Tip: If you miss the first 30-day window but enroll in a COBRA plan, you’ll get a second chance when your COBRA coverage expires.

Buy short-term health insurance

Short-term health insurance plans give you coverage for a limited period of time – usually one to 12 months. It’s often a good solution if you’re between jobs or waiting for another health insurance plan to start (between college graduation and starting a job, for example, or a few months before you’re eligible for Medicare).

Cost: You can usually expect to spend about half what you would for a long-term policy.

Pros:

  • The application process is usually simpler and faster than for a standard longer-term policy.
  • You can often reapply for another short-term policy plan if needed to extend your coverage.
  • Coverage often begins within 24 hours of applying.
  • You can usually apply for individual family members – just one child, for example, who might otherwise be excluded from another policy.

Cons:

  • Most policies don’t cover preventive care, physicals, immunizations, dental or vision care.
  • Most policies don’t cover pre-existing medical conditions, which are usually defined as conditions that have been diagnosed or treated within the previous 3 to 5 years.

How to get started: 
Call a health insurance broker, or search online using the search terms “short term health insurance” and your state.

Tip: Don’t buy a short-term medical insurance plan if you want to remain eligible for HIPAA plans (which are targeted to people with pre-existing medical conditions who’d otherwise have trouble getting health insurance); buying a short-term plan makes you ineligible for HIPAA plans.

Buy group insurance from a membership organization

If you belong to an organization that offers group health insurance to its members – such as AARP or your college alumni association – this is often a good option if you don't have employer-provided coverage and aren’t eligible for a publicly funded program.
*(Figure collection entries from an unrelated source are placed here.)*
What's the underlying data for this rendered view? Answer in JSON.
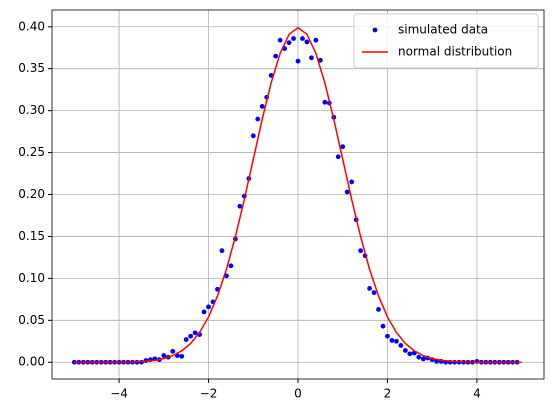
{
  "chart_data": {
    "type": "scatter",
    "xlim": [
      -5.5,
      5.5
    ],
    "ylim": [
      -0.02,
      0.42
    ],
    "xticks": [
      {
        "value": -4,
        "label": "−4"
      },
      {
        "value": -2,
        "label": "−2"
      },
      0,
      2,
      4
    ],
    "yticks": [
      {
        "value": 0,
        "label": "0.00"
      },
      {
        "value": 0.05,
        "label": "0.05"
      },
      {
        "value": 0.1,
        "label": "0.10"
      },
      {
        "value": 0.15,
        "label": "0.15"
      },
      {
        "value": 0.2,
        "label": "0.20"
      },
      {
        "value": 0.25,
        "label": "0.25"
      },
      {
        "value": 0.3,
        "label": "0.30"
      },
      {
        "value": 0.35,
        "label": "0.35"
      },
      {
        "value": 0.4,
        "label": "0.40"
      }
    ],
    "grid": true,
    "legend": "upper right",
    "series": [
      {
        "name": "simulated data",
        "type": "scatter",
        "color": "#0000ff",
        "x": [
          -5.0,
          -4.9,
          -4.8,
          -4.7,
          -4.6,
          -4.5,
          -4.4,
          -4.3,
          -4.2,
          -4.1,
          -4.0,
          -3.9,
          -3.8,
          -3.7,
          -3.6,
          -3.5,
          -3.4,
          -3.3,
          -3.2,
          -3.1,
          -3.0,
          -2.9,
          -2.8,
          -2.7,
          -2.6,
          -2.5,
          -2.4,
          -2.3,
          -2.2,
          -2.1,
          -2.0,
          -1.9,
          -1.8,
          -1.7,
          -1.6,
          -1.5,
          -1.4,
          -1.3,
          -1.2,
          -1.1,
          -1.0,
          -0.9,
          -0.8,
          -0.7,
          -0.6,
          -0.5,
          -0.4,
          -0.3,
          -0.2,
          -0.1,
          0.0,
          0.1,
          0.2,
          0.3,
          0.4,
          0.5,
          0.6,
          0.7,
          0.8,
          0.9,
          1.0,
          1.1,
          1.2,
          1.3,
          1.4,
          1.5,
          1.6,
          1.7,
          1.8,
          1.9,
          2.0,
          2.1,
          2.2,
          2.3,
          2.4,
          2.5,
          2.6,
          2.7,
          2.8,
          2.9,
          3.0,
          3.1,
          3.2,
          3.3,
          3.4,
          3.5,
          3.6,
          3.7,
          3.8,
          3.9,
          4.0,
          4.1,
          4.2,
          4.3,
          4.4,
          4.5,
          4.6,
          4.7,
          4.8,
          4.9
        ],
        "values": [
          0,
          0,
          0,
          0,
          0,
          0,
          0,
          0,
          0,
          0,
          0,
          0,
          0,
          0,
          0,
          0,
          0.002,
          0.003,
          0.004,
          0.003,
          0.008,
          0.006,
          0.013,
          0.008,
          0.007,
          0.027,
          0.031,
          0.035,
          0.033,
          0.06,
          0.066,
          0.072,
          0.087,
          0.133,
          0.103,
          0.115,
          0.147,
          0.186,
          0.198,
          0.219,
          0.27,
          0.29,
          0.305,
          0.316,
          0.342,
          0.365,
          0.384,
          0.374,
          0.381,
          0.386,
          0.359,
          0.386,
          0.382,
          0.363,
          0.384,
          0.36,
          0.31,
          0.309,
          0.292,
          0.245,
          0.257,
          0.203,
          0.215,
          0.17,
          0.133,
          0.127,
          0.088,
          0.083,
          0.063,
          0.043,
          0.031,
          0.026,
          0.025,
          0.02,
          0.014,
          0.01,
          0.011,
          0.006,
          0.004,
          0.005,
          0.003,
          0.001,
          0.001,
          0,
          0,
          0,
          0,
          0,
          0,
          0,
          0.001,
          0,
          0,
          0,
          0,
          0,
          0,
          0,
          0,
          0
        ]
      },
      {
        "name": "normal distribution",
        "type": "line",
        "color": "#ff0000",
        "x": [
          -5.0,
          -4.8,
          -4.6,
          -4.4,
          -4.2,
          -4.0,
          -3.8,
          -3.6,
          -3.4,
          -3.2,
          -3.0,
          -2.8,
          -2.6,
          -2.4,
          -2.2,
          -2.0,
          -1.8,
          -1.6,
          -1.4,
          -1.2,
          -1.0,
          -0.8,
          -0.6,
          -0.4,
          -0.2,
          0.0,
          0.2,
          0.4,
          0.6,
          0.8,
          1.0,
          1.2,
          1.4,
          1.6,
          1.8,
          2.0,
          2.2,
          2.4,
          2.6,
          2.8,
          3.0,
          3.2,
          3.4,
          3.6,
          3.8,
          4.0,
          4.2,
          4.4,
          4.6,
          4.8,
          5.0
        ],
        "values": [
          0,
          0,
          0,
          0,
          0.0001,
          0.0001,
          0.0003,
          0.0006,
          0.0012,
          0.0024,
          0.0044,
          0.0079,
          0.0136,
          0.0224,
          0.0355,
          0.054,
          0.079,
          0.1109,
          0.1497,
          0.1942,
          0.242,
          0.2897,
          0.3332,
          0.3683,
          0.391,
          0.3989,
          0.391,
          0.3683,
          0.3332,
          0.2897,
          0.242,
          0.1942,
          0.1497,
          0.1109,
          0.079,
          0.054,
          0.0355,
          0.0224,
          0.0136,
          0.0079,
          0.0044,
          0.0024,
          0.0012,
          0.0006,
          0.0003,
          0.0001,
          0.0001,
          0,
          0,
          0,
          0
        ]
      }
    ]
  }
}
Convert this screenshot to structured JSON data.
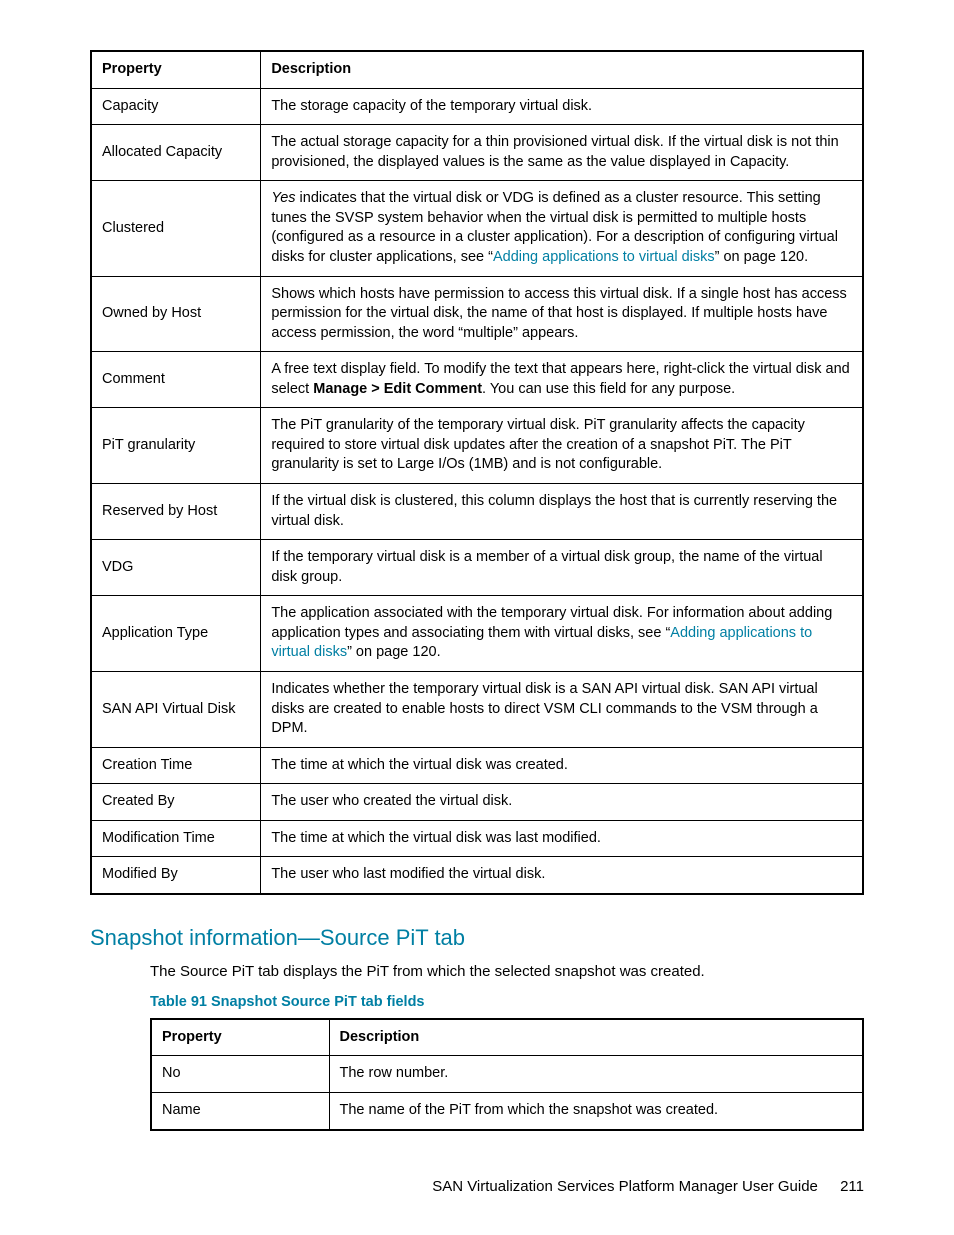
{
  "colors": {
    "accent": "#007fa3",
    "text": "#000000",
    "background": "#ffffff",
    "border": "#000000"
  },
  "typography": {
    "body_fontsize": 14.5,
    "heading_fontsize": 22,
    "caption_fontsize": 14.5,
    "footer_fontsize": 15
  },
  "table1": {
    "headers": {
      "property": "Property",
      "description": "Description"
    },
    "col_widths_pct": [
      22,
      78
    ],
    "rows": [
      {
        "property": "Capacity",
        "desc_parts": [
          {
            "t": "The storage capacity of the temporary virtual disk."
          }
        ]
      },
      {
        "property": "Allocated Capacity",
        "desc_parts": [
          {
            "t": "The actual storage capacity for a thin provisioned virtual disk. If the virtual disk is not thin provisioned, the displayed values is the same as the value displayed in Capacity."
          }
        ]
      },
      {
        "property": "Clustered",
        "desc_parts": [
          {
            "t": "Yes",
            "style": "italic"
          },
          {
            "t": " indicates that the virtual disk or VDG is defined as a cluster resource. This setting tunes the SVSP system behavior when the virtual disk is permitted to multiple hosts (configured as a resource in a cluster application). For a description of configuring virtual disks for cluster applications, see “"
          },
          {
            "t": "Adding applications to virtual disks",
            "style": "link"
          },
          {
            "t": "” on page 120."
          }
        ]
      },
      {
        "property": "Owned by Host",
        "desc_parts": [
          {
            "t": "Shows which hosts have permission to access this virtual disk. If a single host has access permission for the virtual disk, the name of that host is displayed. If multiple hosts have access permission, the word “multiple” appears."
          }
        ]
      },
      {
        "property": "Comment",
        "desc_parts": [
          {
            "t": "A free text display field. To modify the text that appears here, right-click the virtual disk and select "
          },
          {
            "t": "Manage > Edit Comment",
            "style": "bold"
          },
          {
            "t": ". You can use this field for any purpose."
          }
        ]
      },
      {
        "property": "PiT granularity",
        "desc_parts": [
          {
            "t": "The PiT granularity of the temporary virtual disk. PiT granularity affects the capacity required to store virtual disk updates after the creation of a snapshot PiT. The PiT granularity is set to Large I/Os (1MB) and is not configurable."
          }
        ]
      },
      {
        "property": "Reserved by Host",
        "desc_parts": [
          {
            "t": "If the virtual disk is clustered, this column displays the host that is currently reserving the virtual disk."
          }
        ]
      },
      {
        "property": "VDG",
        "desc_parts": [
          {
            "t": "If the temporary virtual disk is a member of a virtual disk group, the name of the virtual disk group."
          }
        ]
      },
      {
        "property": "Application Type",
        "desc_parts": [
          {
            "t": "The application associated with the temporary virtual disk. For information about adding application types and associating them with virtual disks, see “"
          },
          {
            "t": "Adding applications to virtual disks",
            "style": "link"
          },
          {
            "t": "” on page 120."
          }
        ]
      },
      {
        "property": "SAN API Virtual Disk",
        "desc_parts": [
          {
            "t": "Indicates whether the temporary virtual disk is a SAN API virtual disk. SAN API virtual disks are created to enable hosts to direct VSM CLI commands to the VSM through a DPM."
          }
        ]
      },
      {
        "property": "Creation Time",
        "desc_parts": [
          {
            "t": "The time at which the virtual disk was created."
          }
        ]
      },
      {
        "property": "Created By",
        "desc_parts": [
          {
            "t": "The user who created the virtual disk."
          }
        ]
      },
      {
        "property": "Modification Time",
        "desc_parts": [
          {
            "t": "The time at which the virtual disk was last modified."
          }
        ]
      },
      {
        "property": "Modified By",
        "desc_parts": [
          {
            "t": "The user who last modified the virtual disk."
          }
        ]
      }
    ]
  },
  "section": {
    "heading": "Snapshot information—Source PiT tab",
    "body": "The Source PiT tab displays the PiT from which the selected snapshot was created.",
    "table_caption": "Table 91 Snapshot Source PiT tab fields"
  },
  "table2": {
    "headers": {
      "property": "Property",
      "description": "Description"
    },
    "col_widths_pct": [
      25,
      75
    ],
    "rows": [
      {
        "property": "No",
        "desc_parts": [
          {
            "t": "The row number."
          }
        ]
      },
      {
        "property": "Name",
        "desc_parts": [
          {
            "t": "The name of the PiT from which the snapshot was created."
          }
        ]
      }
    ]
  },
  "footer": {
    "title": "SAN Virtualization Services Platform Manager User Guide",
    "page": "211"
  }
}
Cost: Because group health insurance pools the risk among its many members, it's usually cheaper than buying an individual or family policy.

Pros:

  • Lower premiums
  • Often includes some organizational support, similar to what you'd get through an employer
  • Might not require a medical exam
  • Might not exclude pre-existing conditions

Cons:

  • Still expensive
  • May require a medical exam
  • May exclude pre-existing conditions

How to get started:
Make a list of the organizations you already belong to – unions, professional organizations, your college alumni association – and ask them if they offer group health insurance. Also try an online search, using the terms "membership organizations," "membership organization group health insurance benefits," or similar terms. Click on any results that you're interested in or think you might be eligible to join and then search deeper on the individual sites for membership benefits.

Tip: Be sure to compare both the rates of various group health plans and the cost of membership (there's often an annual fee).